Pour Bonduk, la loi a un peu avancé par rapport à la version précédente, car elle contient au moins une carte, mais elle continue de créer une insécurité juridique

Dans la chronique de cette semaine, le professeur et architecte Nabil Bonduki analyse la nouvelle version de la loi sur l’utilisation et l’occupation des sols publiée la semaine dernière par le Département municipal d’urbanisme et d’autorisation de São Paulo. Le professeur affirme que la loi reste très timide et ne parvient pas à résoudre les véritables problèmes de la ville. « La loi devrait passer par un processus d’évaluation technique et participative, afin que l’on puisse débattre efficacement de ce qui est nécessaire et de ce qui devrait être modifié. » Pour Bonduki, la loi a un peu avancé par rapport à la version précédente, car au moins elle comprend une carte. Cependant, souligne-t-il, il s’agit d’une carte uniquement avec les axes structurants urbains, c’est-à-dire les zones qui peuvent construire des bâtiments sans limites ni dimensions. « C’est une loi incomplète car elle ne contient pas de plan de zonage complet. »

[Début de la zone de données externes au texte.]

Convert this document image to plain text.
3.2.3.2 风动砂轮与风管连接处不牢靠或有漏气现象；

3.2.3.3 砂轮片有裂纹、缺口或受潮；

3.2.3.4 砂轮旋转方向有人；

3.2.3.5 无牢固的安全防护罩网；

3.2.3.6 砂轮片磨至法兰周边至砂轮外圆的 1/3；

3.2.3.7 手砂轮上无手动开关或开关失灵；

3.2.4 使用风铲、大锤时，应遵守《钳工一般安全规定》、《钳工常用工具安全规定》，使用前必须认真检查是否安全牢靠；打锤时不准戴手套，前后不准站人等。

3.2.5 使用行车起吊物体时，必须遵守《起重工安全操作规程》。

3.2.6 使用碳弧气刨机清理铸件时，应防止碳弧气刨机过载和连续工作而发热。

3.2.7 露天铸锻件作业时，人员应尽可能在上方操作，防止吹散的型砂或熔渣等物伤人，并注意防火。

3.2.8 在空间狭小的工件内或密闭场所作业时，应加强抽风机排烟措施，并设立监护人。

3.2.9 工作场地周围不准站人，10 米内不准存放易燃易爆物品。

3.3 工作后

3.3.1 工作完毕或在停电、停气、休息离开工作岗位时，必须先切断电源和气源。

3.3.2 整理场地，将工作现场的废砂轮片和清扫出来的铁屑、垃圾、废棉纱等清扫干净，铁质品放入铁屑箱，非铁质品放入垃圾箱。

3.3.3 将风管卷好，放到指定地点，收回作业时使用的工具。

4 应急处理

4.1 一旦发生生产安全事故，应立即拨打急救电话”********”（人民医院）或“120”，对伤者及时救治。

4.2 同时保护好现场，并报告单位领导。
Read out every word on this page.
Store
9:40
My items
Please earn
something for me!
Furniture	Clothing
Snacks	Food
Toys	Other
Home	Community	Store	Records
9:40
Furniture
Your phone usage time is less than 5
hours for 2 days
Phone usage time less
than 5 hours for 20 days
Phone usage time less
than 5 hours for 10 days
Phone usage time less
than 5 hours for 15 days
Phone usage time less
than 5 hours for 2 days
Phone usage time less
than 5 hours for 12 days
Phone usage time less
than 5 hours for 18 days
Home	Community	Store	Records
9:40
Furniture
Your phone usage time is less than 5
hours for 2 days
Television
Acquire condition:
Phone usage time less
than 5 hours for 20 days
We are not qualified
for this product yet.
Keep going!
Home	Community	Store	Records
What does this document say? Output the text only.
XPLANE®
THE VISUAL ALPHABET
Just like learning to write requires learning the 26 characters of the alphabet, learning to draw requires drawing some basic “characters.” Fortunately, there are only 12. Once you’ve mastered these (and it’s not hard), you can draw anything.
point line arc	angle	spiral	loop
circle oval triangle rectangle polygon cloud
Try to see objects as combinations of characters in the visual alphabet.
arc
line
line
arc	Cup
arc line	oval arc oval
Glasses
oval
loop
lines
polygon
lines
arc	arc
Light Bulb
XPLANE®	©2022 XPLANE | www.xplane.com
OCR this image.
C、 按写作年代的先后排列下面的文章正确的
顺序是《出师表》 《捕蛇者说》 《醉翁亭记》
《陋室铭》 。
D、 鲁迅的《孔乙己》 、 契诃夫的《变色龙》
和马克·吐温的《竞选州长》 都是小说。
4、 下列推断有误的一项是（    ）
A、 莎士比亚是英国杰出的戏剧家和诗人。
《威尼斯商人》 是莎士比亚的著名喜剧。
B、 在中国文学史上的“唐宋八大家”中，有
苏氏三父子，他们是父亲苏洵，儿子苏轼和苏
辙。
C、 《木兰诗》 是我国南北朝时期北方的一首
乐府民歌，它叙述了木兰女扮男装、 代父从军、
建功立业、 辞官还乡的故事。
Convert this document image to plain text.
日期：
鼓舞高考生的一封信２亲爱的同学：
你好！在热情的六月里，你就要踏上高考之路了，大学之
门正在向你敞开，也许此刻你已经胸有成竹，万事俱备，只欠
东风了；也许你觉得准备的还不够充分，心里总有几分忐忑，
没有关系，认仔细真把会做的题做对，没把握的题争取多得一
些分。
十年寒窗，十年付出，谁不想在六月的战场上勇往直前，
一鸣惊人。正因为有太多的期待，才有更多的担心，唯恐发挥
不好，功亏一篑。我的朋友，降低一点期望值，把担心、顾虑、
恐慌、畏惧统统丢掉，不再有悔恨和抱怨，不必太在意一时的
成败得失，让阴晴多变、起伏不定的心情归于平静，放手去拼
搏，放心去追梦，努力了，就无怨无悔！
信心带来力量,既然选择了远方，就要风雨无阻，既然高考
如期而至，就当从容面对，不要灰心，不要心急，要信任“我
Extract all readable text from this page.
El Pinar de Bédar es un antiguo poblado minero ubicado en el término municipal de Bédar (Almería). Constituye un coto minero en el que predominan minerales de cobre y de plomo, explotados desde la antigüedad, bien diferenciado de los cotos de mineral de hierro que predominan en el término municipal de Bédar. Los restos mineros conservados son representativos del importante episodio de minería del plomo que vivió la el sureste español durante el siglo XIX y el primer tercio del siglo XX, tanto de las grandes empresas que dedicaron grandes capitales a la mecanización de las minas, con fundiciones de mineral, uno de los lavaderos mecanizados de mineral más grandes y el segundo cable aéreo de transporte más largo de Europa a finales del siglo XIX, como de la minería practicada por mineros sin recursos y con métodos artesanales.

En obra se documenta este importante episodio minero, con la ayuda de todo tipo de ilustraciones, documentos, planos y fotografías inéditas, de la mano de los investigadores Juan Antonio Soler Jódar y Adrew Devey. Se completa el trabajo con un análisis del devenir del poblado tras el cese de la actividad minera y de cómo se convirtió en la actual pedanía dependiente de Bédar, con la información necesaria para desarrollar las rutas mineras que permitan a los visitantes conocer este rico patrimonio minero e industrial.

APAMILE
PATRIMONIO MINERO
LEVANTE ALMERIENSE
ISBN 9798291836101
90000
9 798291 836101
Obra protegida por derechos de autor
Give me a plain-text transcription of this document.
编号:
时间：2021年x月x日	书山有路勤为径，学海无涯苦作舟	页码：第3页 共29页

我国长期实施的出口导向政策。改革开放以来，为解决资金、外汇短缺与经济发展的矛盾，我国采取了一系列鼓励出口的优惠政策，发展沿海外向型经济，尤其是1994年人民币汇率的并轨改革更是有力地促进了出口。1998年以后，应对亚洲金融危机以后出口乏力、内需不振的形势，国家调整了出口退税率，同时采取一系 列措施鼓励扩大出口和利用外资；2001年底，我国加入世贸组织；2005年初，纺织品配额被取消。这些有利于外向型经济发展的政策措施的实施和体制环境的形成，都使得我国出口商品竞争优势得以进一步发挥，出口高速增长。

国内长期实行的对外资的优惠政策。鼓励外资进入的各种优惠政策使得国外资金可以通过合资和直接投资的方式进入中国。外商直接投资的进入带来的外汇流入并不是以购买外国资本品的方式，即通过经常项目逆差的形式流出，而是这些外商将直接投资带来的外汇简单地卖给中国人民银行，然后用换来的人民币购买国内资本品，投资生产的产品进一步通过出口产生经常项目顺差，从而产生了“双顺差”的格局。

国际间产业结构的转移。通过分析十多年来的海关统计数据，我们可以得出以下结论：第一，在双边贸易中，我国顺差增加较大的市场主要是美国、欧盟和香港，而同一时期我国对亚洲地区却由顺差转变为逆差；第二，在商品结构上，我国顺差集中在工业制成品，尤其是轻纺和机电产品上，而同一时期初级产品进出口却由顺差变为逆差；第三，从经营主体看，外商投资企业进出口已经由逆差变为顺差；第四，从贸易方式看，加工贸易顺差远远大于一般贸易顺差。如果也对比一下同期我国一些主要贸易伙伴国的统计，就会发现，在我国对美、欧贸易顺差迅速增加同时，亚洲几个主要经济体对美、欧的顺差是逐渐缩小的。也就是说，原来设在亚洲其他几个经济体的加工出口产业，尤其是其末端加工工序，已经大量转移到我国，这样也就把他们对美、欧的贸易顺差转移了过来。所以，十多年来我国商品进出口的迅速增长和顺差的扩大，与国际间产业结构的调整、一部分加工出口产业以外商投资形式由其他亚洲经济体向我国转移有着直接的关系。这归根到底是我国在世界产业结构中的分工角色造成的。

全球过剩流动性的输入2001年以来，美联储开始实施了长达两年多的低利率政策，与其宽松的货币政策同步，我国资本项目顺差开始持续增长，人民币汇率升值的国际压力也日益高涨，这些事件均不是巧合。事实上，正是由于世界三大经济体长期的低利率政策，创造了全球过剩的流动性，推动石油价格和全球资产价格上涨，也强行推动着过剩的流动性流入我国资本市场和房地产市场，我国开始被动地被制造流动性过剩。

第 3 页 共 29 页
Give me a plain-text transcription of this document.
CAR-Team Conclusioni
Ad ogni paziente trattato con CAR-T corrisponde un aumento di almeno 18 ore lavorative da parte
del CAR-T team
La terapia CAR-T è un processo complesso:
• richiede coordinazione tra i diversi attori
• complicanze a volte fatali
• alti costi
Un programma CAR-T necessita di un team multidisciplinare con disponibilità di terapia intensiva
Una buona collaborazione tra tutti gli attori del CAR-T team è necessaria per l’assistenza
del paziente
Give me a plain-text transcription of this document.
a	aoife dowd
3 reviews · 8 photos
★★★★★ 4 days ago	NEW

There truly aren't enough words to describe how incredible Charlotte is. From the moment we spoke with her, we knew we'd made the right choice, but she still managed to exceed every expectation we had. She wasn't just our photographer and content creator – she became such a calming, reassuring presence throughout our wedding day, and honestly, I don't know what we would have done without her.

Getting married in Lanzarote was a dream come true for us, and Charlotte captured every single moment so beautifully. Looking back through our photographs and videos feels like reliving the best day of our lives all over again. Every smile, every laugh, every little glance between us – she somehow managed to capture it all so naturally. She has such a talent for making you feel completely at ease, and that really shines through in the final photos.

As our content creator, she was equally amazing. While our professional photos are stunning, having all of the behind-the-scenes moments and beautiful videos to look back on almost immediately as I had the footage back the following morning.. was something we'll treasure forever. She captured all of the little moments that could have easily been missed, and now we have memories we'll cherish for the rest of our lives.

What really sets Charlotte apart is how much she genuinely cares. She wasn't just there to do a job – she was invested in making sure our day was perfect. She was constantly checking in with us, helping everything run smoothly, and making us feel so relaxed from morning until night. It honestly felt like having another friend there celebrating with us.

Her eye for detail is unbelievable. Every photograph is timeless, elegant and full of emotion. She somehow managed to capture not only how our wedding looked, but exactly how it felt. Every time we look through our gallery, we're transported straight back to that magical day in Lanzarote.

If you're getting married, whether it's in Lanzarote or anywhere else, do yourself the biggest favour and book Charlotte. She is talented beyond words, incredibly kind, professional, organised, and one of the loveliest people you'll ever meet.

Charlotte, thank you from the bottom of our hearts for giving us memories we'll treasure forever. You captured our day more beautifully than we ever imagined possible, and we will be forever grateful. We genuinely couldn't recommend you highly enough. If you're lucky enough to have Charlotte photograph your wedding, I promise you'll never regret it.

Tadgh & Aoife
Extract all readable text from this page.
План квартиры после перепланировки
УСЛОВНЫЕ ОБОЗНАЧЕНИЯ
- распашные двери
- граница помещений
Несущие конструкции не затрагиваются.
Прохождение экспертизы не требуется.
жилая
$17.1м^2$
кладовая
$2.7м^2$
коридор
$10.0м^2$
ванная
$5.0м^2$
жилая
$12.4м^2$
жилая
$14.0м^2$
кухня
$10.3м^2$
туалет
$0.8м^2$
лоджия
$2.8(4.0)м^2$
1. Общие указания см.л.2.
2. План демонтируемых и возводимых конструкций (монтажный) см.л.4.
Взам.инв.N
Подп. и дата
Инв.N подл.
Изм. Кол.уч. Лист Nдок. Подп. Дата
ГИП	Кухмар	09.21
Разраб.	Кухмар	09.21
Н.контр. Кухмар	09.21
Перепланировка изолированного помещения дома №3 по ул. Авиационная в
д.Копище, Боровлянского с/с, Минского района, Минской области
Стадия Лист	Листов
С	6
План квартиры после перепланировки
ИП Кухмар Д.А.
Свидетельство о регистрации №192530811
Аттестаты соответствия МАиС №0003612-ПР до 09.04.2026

L’un des doutes soulevés par le professeur concerne le nombre de blocs où la verticalisation est limitée. Bonduki explique que tous les parcs de la ville sont des Zepam, des zones de protection de l’environnement. Cependant, l’article 3 dit que les parcs projetés sont devenus Zepam, mais rien n’explique leur délimitation. Il n’y a qu’un seul nom dans la révision du plan directeur récemment approuvée, sans délimitation, ce qui crée une insécurité juridique. « Comment une société peut-elle débattre d’une loi sans savoir exactement ce qui se passe ? », demande Bonduki.